With a conference record of 56-10, including MAAC tournament games, Fabbri and Quinnipiac roll into the Times Union Center this weekend in top form, winners of 17 straight after dropping their first three league contests to begin the season, and have already repeated as regular season crown holders as the Bobcats prepare for the next step in their title defense, which comes Friday at noon against either Canisius or Niagara.
"I just like how we finished out the season," the 21-year veteran coach remarked after clinching a second straight No. 1 seed with wins over Fairfield and Iona to tune up for the tournament, the latter victory coming in a winner-take-all game at the Hynes Athletics Center against a Gaels team led by conference Player of the Year contender Joy Adams. "I thought we performed really well down the stretch. There was a lot riding on every game, and we handled the pressure."
"It's a testament to the staff that I have that's been able to: a) recruit incredible classes, and b) the player development of the players that were in uniform last year, but didn't have a significant role," she added, addressing the ability of Quinnipiac to remain at the top of the league despite such a high roster turnover from last season. "It's been a lot of fun to watch the growth of players throughout the season and watch them improve."
The surge that Quinnipiac rides with them into Albany brings back memories of last season's dominance, when the Bobcats ran the table in both the regular season and postseason en route to 23 consecutive league victories, but even while Fabbri admits the complexity in comparing one season to the next, she still managed to enjoy her program's latest dose of success.
"Each season is like its own lifetime," she admitted. "Last year, the team was just so driven. We got off the bus and didn't have a hiccup, and our margin of victory was so impressive. This year's been different with a younger team, but it might be more fun. The fact that we've been able to get better and stay in the new year step-for-step with what we were able to do last year has been pretty impressive."
A large amount of credit for that has to go to the Bobcats' pair of rookies on the interior, both of whom were deserving MAAC All-Rookie selections in Aryn McClure and Paula Strautmane. While McClure has done an excellent job of replacing Val Driscoll as a rim protector down low, the role that Strautmane has assumed bears greater significance, considering the Latvian forward is essentially succeeding two four-year pillars of excellence in Hamden, taking over for both Nikoline Ostergaard and Samantha Guastella.

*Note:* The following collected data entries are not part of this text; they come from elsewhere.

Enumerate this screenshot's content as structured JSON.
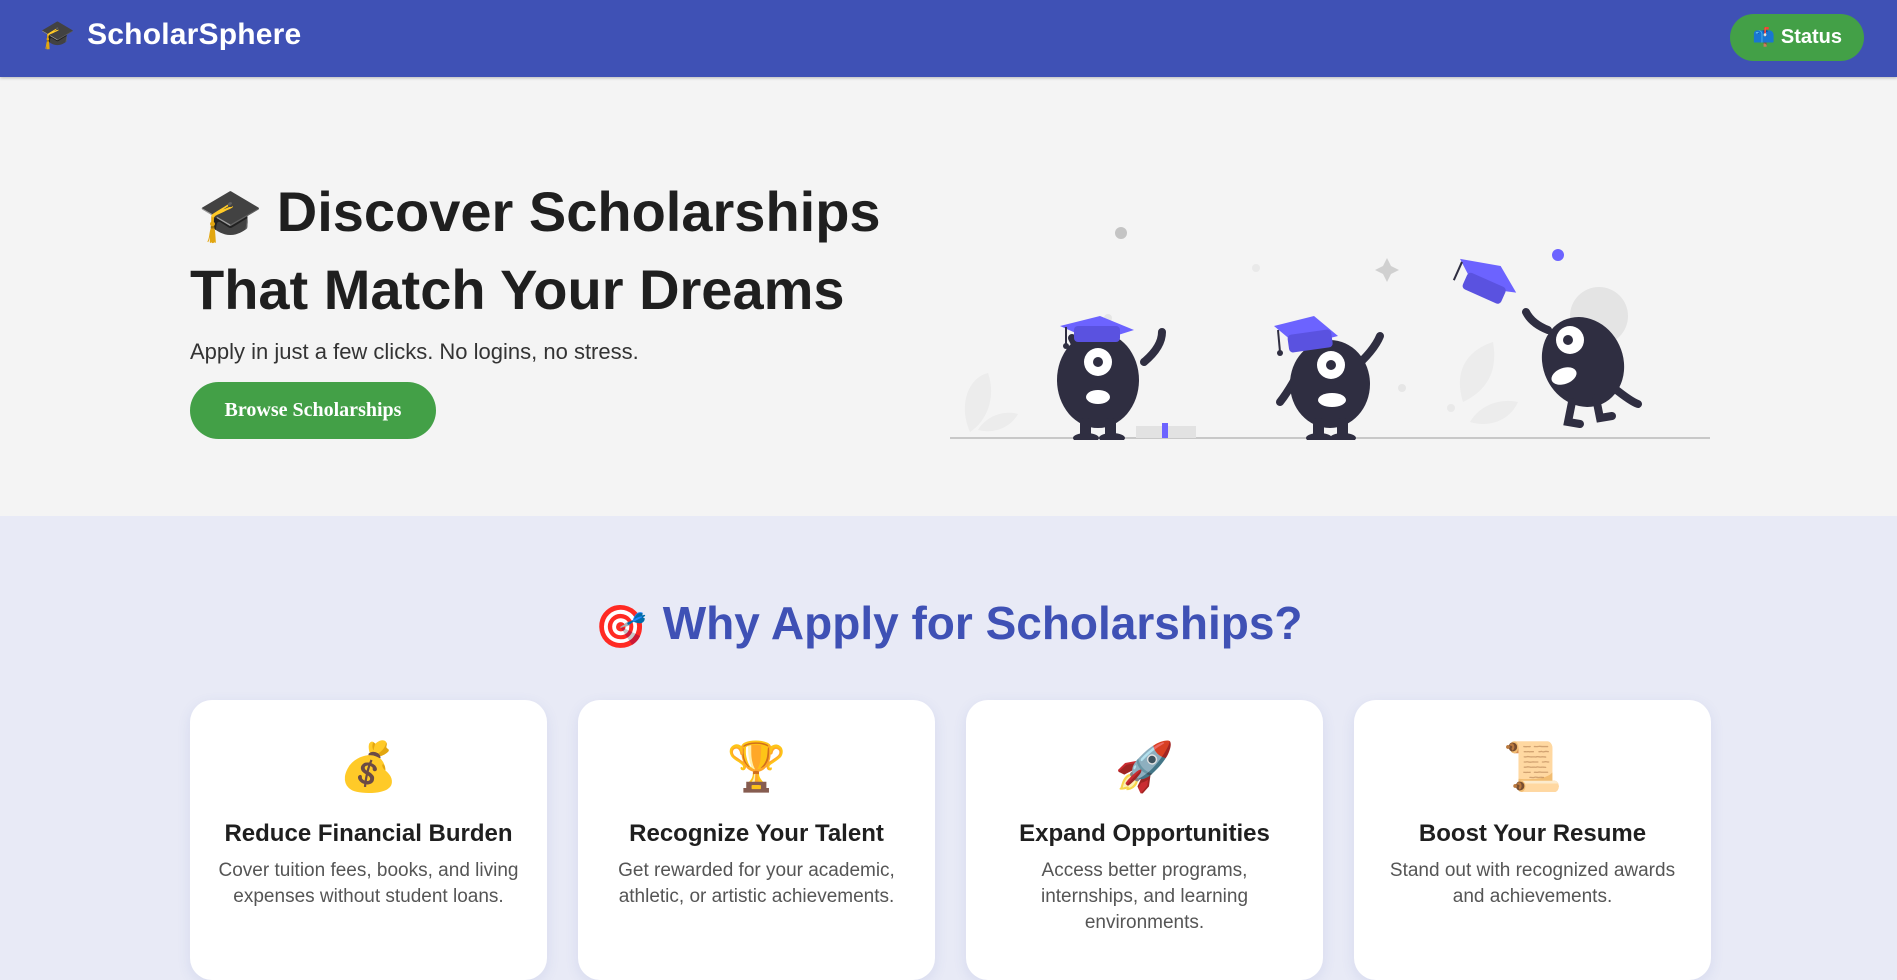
{
  "header": {
    "brand_icon": "graduation-cap-icon",
    "brand_name": "ScholarSphere",
    "status_icon": "mailbox-icon",
    "status_label": "Status"
  },
  "hero": {
    "title_icon": "graduation-cap-icon",
    "title_line1": "Discover Scholarships",
    "title_line2": "That Match Your Dreams",
    "subtitle": "Apply in just a few clicks. No logins, no stress.",
    "cta_label": "Browse Scholarships",
    "illustration": "graduation-celebration-illustration"
  },
  "why": {
    "title_icon": "target-icon",
    "title": "Why Apply for Scholarships?",
    "cards": [
      {
        "icon": "money-bag-icon",
        "title": "Reduce Financial Burden",
        "description": "Cover tuition fees, books, and living expenses without student loans."
      },
      {
        "icon": "trophy-icon",
        "title": "Recognize Your Talent",
        "description": "Get rewarded for your academic, athletic, or artistic achievements."
      },
      {
        "icon": "rocket-icon",
        "title": "Expand Opportunities",
        "description": "Access better programs, internships, and learning environments."
      },
      {
        "icon": "scroll-icon",
        "title": "Boost Your Resume",
        "description": "Stand out with recognized awards and achievements."
      }
    ]
  },
  "colors": {
    "primary": "#3f51b5",
    "accent": "#43a047",
    "hero_bg": "#f4f4f4",
    "section_bg": "#e8eaf6",
    "illustration_purple": "#6c63ff",
    "illustration_dark": "#2f2e41"
  }
}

"Her development, and her skill and her size, her athleticism, is really special," Fabbri proudly gushed, praising Strautmane. "I think her and Aryn are that special, next-level athlete with skill that this league hasn't seen too much of, and is just fun to watch get better and comfortable."
"Boy, she can play, and she just put us right back where we left off this year," Fabbri said of Strautmane. "Just assimilating over here in a whole new country as quickly as she did speaks to the character and quality of a young lady that she is. She didn't come over here until school started, and we're usually afforded the luxury of our freshmen coming in during the summertime. She's just an incredible young lady, and we're glad to have her."
The entire Bobcat roster will be counted on this weekend to bring a second straight title, and third in the last four years if you count the 2013 Northeast Conference championship, to Hamden. Not surprisingly, the approach in the camp of the reigning champions will not change from day to day, because why mess with a good thing?
"This is why we do what we do," said Fabbri. "We wouldn't have it any other way. If we're going to be No. 1, we're certainly going to earn it."